Untuk itu, Raka Susanti mengingatkan bahwa pembakaran sampah secara liar tidak diperbolehkan apapun jenisnya.

Sementara itu, di Denpasar dan Badung, pembakaran sampah marak di rumah-rumah dan ruang terbuka, terutama sejak Rabu (1/4), dimana Kementerian Lingkungan Hidup menetapkan TPA Suwung hanya menerima sampah residu.

Dampak dari pembatasan sampah ini, banyak sampah masyarakat yang tidak diambil oleh swakelola, karena kewalahan dalam pemilahan dan penampungan sampah organik, sehingga muncul fenomena membuang sampah ke sungai hingga membakar di rumah atau lahan terbuka.

Atas tindakan tersebut, Dinkes Bali menyebut besar potensi orang yang menghirup hasil pembakaran ini mengalami infeksi saluran pernapasan akut (Ispa).

“Ispa sangat mungkin ya, karena keluhan pernapasan salah satunya disebabkan oleh pencemaran udara, maka diimbau menggunakan masker dan menghindari paparan asap,” ujar Raka Susanti.

Selain kepada masyarakat yang menghirup asap pembakaran sampah, para oknum yang melakukan tindakan tersebut juga diingatkan bahwa apapun jenis sampahnya tetap berbahaya.

Baca Juga: Kepsek SMP Wisata Sanur Murka, Sekolahnya Jadi Tempat Pembuangan Sampah

“Membakar sampah kayu dan ranting dapat menimbulkan dampak negatif serius bagi kesehatan manusia, jadi setiap pembakaran sampah, baik plastik atau kayu dan ranting tetap memberikan dampak kesehatan,” kata dia.

Munculnya gejala akibat asap pembakaran ini berbeda-beda, Dinkes Bali menyebut semakin banyak dan sering asap yang terhirup maka gejala penyakit pernapasan akan semakin cepat muncul.

Untuk itu, pihaknya terus memantau kondisi Ispa di Bali, apalagi Ispa merupakan salah satu penyakit yang berpotensi KLB, sehingga selalu dipantau bila ada kenaikan kasus melalui Sistem Kewaspadaan Dini dan Respons (SKDR).

Ia mengatakan hingga saat ini belum ada lonjakan kasus, sehingga tidak ada laporan harian dari fasilitas kesehatan di tingkat paling bawah.
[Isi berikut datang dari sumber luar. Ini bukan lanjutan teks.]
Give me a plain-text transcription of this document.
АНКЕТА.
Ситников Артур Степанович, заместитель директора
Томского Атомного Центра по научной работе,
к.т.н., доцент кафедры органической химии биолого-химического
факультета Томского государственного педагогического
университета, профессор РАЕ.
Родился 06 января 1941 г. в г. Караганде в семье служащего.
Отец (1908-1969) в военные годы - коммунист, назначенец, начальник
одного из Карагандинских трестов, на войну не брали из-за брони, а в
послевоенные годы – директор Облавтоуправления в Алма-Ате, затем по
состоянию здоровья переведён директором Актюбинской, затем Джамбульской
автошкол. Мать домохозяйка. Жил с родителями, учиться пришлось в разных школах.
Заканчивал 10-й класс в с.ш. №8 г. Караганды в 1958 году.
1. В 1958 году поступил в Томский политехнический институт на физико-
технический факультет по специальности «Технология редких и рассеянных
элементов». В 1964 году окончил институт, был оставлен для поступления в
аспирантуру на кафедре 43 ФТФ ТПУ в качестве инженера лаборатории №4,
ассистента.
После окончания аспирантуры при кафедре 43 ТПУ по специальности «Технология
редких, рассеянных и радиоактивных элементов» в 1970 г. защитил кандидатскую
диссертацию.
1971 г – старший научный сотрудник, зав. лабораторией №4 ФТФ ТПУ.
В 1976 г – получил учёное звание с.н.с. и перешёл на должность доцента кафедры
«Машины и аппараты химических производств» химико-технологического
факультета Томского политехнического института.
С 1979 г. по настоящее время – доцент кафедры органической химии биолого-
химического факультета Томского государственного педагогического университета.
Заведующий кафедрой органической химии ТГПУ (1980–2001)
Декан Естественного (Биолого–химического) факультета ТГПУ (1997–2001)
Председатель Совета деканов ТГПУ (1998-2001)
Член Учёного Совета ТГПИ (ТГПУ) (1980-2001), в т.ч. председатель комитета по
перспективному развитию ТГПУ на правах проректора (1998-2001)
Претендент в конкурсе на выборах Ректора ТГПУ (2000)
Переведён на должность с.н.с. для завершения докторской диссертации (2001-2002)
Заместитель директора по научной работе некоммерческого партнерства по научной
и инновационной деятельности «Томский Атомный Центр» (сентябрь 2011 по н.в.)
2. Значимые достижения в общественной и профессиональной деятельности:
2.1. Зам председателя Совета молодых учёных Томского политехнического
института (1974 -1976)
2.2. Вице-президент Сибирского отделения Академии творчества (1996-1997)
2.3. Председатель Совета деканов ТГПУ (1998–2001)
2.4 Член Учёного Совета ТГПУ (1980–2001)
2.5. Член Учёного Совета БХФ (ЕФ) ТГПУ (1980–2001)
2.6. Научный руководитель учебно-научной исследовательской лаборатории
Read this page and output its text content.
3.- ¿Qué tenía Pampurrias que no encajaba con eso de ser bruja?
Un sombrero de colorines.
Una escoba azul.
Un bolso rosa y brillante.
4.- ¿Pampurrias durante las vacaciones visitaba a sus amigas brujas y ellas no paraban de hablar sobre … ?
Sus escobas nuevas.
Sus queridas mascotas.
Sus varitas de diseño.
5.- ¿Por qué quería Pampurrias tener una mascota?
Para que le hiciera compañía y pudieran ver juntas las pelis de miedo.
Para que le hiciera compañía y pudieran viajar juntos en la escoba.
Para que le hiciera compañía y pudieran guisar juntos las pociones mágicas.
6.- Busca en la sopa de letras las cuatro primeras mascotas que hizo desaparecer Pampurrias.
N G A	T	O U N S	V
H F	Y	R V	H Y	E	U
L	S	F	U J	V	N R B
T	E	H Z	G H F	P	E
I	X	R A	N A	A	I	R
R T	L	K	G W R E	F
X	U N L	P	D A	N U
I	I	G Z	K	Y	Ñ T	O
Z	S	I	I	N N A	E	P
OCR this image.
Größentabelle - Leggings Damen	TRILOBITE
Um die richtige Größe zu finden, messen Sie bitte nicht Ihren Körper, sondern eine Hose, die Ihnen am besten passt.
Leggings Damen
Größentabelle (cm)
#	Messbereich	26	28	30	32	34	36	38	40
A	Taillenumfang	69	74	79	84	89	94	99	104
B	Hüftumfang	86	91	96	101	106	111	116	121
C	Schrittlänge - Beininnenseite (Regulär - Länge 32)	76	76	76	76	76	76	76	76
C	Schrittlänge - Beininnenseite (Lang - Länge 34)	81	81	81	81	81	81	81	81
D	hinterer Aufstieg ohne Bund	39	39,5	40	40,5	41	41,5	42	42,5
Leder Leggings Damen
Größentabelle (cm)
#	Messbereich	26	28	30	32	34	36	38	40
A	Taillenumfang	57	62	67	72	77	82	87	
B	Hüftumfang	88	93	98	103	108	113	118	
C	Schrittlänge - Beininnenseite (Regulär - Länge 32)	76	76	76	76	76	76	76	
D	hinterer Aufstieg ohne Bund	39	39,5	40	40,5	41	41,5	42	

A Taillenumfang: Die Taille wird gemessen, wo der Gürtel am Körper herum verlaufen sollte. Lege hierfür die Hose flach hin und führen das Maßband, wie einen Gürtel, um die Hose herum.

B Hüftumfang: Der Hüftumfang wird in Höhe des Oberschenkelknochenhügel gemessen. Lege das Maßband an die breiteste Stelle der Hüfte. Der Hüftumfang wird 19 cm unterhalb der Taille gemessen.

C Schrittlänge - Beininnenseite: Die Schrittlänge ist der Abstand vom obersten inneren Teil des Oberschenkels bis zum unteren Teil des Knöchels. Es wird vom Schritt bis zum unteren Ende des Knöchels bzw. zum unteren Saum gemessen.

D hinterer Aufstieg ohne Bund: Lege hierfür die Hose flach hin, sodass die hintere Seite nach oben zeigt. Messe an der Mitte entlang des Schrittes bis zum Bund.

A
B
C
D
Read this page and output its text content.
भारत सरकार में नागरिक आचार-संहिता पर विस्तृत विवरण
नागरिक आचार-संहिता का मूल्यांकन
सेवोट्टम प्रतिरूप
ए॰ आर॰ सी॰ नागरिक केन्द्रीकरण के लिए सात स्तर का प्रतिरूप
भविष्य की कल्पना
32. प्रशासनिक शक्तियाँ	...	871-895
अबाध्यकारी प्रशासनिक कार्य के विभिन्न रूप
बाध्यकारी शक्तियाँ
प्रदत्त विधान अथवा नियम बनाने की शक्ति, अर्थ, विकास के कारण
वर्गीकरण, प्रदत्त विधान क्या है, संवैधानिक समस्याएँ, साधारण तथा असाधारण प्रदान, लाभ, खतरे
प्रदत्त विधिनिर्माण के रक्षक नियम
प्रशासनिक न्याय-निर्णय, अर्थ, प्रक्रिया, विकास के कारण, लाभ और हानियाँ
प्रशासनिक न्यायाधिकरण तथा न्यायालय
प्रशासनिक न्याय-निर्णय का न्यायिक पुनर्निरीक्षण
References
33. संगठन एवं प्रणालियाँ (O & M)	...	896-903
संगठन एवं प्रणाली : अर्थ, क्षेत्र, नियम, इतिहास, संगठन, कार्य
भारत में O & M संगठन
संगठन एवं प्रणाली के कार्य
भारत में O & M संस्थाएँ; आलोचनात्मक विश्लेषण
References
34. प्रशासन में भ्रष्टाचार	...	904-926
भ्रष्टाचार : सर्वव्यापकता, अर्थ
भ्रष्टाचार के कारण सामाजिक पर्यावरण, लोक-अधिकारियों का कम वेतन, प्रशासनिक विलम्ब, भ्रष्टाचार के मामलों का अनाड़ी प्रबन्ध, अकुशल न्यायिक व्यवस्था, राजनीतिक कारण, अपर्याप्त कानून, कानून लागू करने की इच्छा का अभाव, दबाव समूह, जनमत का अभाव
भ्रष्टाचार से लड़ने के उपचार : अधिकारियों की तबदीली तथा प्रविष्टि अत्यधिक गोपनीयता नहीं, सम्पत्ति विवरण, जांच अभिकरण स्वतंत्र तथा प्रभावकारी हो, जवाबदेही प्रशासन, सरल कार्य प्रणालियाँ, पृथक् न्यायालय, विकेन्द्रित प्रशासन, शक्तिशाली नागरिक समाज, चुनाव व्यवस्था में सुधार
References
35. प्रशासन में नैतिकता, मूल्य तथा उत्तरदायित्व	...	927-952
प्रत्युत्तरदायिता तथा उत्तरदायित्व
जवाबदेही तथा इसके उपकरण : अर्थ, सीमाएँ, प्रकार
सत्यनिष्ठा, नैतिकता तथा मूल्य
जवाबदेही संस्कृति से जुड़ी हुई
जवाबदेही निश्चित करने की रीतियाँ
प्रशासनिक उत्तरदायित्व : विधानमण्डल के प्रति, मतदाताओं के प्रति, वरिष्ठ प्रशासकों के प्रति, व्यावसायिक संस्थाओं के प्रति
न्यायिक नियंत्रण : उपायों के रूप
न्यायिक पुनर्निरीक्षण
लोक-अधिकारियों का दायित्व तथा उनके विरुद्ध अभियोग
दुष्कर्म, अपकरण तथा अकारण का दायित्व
Jika mengacu dari data Dinkes Bali, terdapat 89.843 kasus penyakit pernapasan akut periode Januari-Maret 2026, atau naik dibanding periode yang sama tahun sebelumnya yang sebanyak 86.030 kasus.

Apabila di rata-rata, dalam satu bulan fasilitas kesehatan di Bali menemukan 29,9 ribu kasus Ispa, dan hingga saat ini kondisi masih dinyatakan belum ada lonjakan, masih dalam lingkup rata-rata.